All -
I am in the process of developing a custom control that mimics the Office
2003 "Inbox" as closely as possible. After a great deal of frustrating work
trying to do a heavily custom-drawn ListView (which is how I believe MS is
doing it) and getting nowhere, I said "screw it" and built the thing from
scratch. I have a UserControl with a few contained controls, a header
control I'm drawing entirely by hand, and a Panel in which I'm doing all my
item drawing (also entirely by hand.) The hierarchy looks like this:
UserControl
- Label (actually a 3rd party label control so I can get the gradient)
- Panel
--- Custom header control (docked to the top of the parent panel)
--- Vertical scrollbar (docked to the right of the parent panel)
--- "client area" panel (docked as "Fill" of the parent panel)
I have coded up "Enter" and "Leave" events for the "client area" panel, so
that I can get the appropriate colors for selected items, and the focus
rectangle when necessary. However, once I put my control on a form, these
events aren't firing when the containing form loses focus. I have a
TreeView control on the form - purely to test my focus-related code - and
the TreeView does fire a LostFocus event when the form loses focus. The
actual UserControl fires a LostFocus event when I click into my panel (which
kinda makes sense, but not really), but not when the form is deactivated.

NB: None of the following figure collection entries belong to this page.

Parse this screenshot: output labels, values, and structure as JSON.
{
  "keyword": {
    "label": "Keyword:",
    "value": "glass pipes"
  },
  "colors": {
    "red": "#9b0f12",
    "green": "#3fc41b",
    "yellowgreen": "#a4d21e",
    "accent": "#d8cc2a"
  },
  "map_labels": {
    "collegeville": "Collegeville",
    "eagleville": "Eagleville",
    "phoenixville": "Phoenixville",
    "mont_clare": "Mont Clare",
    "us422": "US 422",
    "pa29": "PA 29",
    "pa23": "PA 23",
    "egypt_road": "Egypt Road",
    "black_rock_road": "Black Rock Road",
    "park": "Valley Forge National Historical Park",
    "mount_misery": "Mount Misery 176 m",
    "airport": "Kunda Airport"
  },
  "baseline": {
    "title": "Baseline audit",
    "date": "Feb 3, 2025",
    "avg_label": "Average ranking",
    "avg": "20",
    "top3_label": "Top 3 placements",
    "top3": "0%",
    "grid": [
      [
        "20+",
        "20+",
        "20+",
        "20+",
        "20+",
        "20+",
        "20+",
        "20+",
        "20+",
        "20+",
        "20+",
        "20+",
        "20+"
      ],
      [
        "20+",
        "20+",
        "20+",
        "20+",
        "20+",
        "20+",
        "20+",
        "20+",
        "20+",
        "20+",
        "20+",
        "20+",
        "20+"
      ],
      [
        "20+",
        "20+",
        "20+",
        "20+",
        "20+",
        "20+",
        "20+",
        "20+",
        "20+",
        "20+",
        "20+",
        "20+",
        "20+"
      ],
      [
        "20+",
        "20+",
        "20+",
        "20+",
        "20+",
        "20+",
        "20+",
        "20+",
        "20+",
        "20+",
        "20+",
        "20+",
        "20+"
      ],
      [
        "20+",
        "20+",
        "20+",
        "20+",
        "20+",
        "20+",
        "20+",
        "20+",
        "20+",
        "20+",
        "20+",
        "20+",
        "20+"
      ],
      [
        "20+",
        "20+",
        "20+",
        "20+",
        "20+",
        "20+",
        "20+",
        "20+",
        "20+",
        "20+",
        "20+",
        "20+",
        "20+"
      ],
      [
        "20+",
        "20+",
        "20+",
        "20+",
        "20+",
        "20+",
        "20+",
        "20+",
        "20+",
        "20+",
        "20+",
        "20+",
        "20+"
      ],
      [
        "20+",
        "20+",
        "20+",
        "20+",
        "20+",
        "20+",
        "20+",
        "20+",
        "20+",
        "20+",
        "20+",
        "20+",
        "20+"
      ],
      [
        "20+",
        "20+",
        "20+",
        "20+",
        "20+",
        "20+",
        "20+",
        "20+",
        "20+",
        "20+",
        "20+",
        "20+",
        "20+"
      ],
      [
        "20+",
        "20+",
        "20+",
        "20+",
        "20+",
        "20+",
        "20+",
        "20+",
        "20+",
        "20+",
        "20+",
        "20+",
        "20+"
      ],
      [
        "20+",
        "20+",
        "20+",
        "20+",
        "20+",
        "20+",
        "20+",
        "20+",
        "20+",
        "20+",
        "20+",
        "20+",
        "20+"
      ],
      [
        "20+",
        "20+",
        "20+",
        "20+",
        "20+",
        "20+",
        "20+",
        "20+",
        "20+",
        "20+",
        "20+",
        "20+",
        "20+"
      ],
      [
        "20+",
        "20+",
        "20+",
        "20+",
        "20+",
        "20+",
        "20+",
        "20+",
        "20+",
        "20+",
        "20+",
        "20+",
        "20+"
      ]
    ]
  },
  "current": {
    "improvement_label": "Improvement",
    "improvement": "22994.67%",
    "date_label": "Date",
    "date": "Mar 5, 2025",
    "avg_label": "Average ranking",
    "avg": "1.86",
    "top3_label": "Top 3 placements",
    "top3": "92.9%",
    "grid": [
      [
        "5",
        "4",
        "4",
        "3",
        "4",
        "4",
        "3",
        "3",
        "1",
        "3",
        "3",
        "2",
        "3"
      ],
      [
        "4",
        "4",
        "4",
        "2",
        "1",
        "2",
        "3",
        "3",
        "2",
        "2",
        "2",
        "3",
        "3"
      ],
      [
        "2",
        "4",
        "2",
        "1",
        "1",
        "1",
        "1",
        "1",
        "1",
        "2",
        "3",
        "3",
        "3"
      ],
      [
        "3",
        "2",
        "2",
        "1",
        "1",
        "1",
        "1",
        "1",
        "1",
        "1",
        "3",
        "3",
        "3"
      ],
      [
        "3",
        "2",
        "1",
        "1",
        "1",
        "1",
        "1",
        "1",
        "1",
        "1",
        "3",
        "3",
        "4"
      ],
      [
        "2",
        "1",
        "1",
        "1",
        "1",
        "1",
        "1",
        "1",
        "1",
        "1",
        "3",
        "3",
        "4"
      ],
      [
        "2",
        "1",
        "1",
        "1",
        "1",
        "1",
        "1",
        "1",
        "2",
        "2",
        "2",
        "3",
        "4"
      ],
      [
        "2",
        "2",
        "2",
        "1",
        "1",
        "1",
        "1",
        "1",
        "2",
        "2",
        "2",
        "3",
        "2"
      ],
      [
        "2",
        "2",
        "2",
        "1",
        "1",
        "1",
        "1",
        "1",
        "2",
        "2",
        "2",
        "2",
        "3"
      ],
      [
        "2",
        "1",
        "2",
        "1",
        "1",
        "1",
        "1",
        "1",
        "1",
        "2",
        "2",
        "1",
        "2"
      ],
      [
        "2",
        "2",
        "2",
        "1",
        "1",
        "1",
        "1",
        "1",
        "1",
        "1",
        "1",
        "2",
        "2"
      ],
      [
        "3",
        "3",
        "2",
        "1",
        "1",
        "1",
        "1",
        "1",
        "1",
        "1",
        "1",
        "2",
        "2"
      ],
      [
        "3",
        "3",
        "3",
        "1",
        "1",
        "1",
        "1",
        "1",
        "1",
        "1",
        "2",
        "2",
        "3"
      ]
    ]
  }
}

Hooking a LostFocus to my panel does nothing at all.
I've tried to switch from a UserControl base to a ContainerControl base,
thinking that the UserControl was somehow "taking over" the focus events
from its contained controls. But that didn't solve anything. Trying the
"ChangeUICues" event didn't get me anywhere either.
I can't believe that the solution is to pass a reference to the containing
form into the control and catch the "Deactivate" event, but that's what I'm
left with. I am obviously missing something fundamental about all this.
Can someone please point me in the right direction?